ZURICH (Reuters) - Swiss drugmaker Roche’s hopes of recapturing lost ground in the generics-flooded influenza market got a boost after a late-stage study showed its new medicine reduced symptoms in people at high risk of complications.
Some analysts, however, have only muted expectations for the drug, baloxavir marboxil, since previously published results showed modest benefit compared to Roche’s older Tamiflu medicine that is already under pressure from cheaper copies.
In severe flu outbreaks, millions of people can get sick, resulting in hospital treatment and potentially hundreds of thousands of deaths, in particular among older people or those with compromised immune systems.

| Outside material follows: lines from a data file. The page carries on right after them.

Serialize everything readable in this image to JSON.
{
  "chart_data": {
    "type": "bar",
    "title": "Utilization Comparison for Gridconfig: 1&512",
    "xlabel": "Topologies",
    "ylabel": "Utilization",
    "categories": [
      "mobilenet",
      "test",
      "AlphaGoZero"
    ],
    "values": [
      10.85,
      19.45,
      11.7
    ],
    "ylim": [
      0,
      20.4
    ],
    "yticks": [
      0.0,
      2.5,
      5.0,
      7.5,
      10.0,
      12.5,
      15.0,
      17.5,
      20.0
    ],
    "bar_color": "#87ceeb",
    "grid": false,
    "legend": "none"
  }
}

Roche’s Capstone-2 trial focused on adults aged 65 or older, or those with conditions such as asthma, chronic lung disease, diabetes, or heart disease. The company said on Tuesday that baloxavir marboxil showed superior efficacy in speeding up improvement of symptoms versus a placebo.
The anti-viral medicine, also called Xofluza, is approved in Japan. U.S. regulators have accelerated their review and could make a decision by Dec. 24.
Roche has partnered with Japan’s Shionogi to develop the single-dose drug, touting it as a more convenient alternative to Tamiflu’s twice-daily, five-day regimen.
In 2017, Tamiflu sales tumbled 33 percent to 535 million Swiss francs ($536.99 million), as cheaper generics muscled in.
“Baloxavir marboxil is the first antiviral to show a clinically meaningful benefit in people who are most susceptible to complications from the flu,” said Sandra Horning, Roche’s chief medical officer.
Roche did not give specifics for the Capstone-2 study results, saying it would submit them to healthcare authorities.
In a previous trial, however, the medicine reduced the duration of flu symptoms on par with Tamiflu to about 2.2 days, a day earlier than in patients getting a placebo.
That study did show the new drug reduced the period in which a person is contagious, compared with the placebo and Tamiflu.
Roche shares showed little reaction, slipping 0.7 percent by 0940 GMT.
Some analysts say limited benefits compared with Tamiflu would be unlikely to cause a sea change in flu treatment.
“We see the bulk of the flu market further dominated by Tamiflu generics,” analysts at Baader Helvea said on Tuesday, saying it had likely only a niche future for high-risk patients.
Still, peak annual revenue estimates for baloxavir marboxil vary wildly.
While Baader Helvea projects 150 million Swiss francs ($151 million), mostly at the expense of Tamiflu sales, Zuercher Kantonalbank was more optimistic, saying revenue could top out at 1 billion francs.
Bank Vontobel, meanwhile, projects 265 million francs.
Shionogi, with rights to the drug in Japan and Taiwan, will get royalties on Roche sales elsewhere, according to their 2016 licensing deal.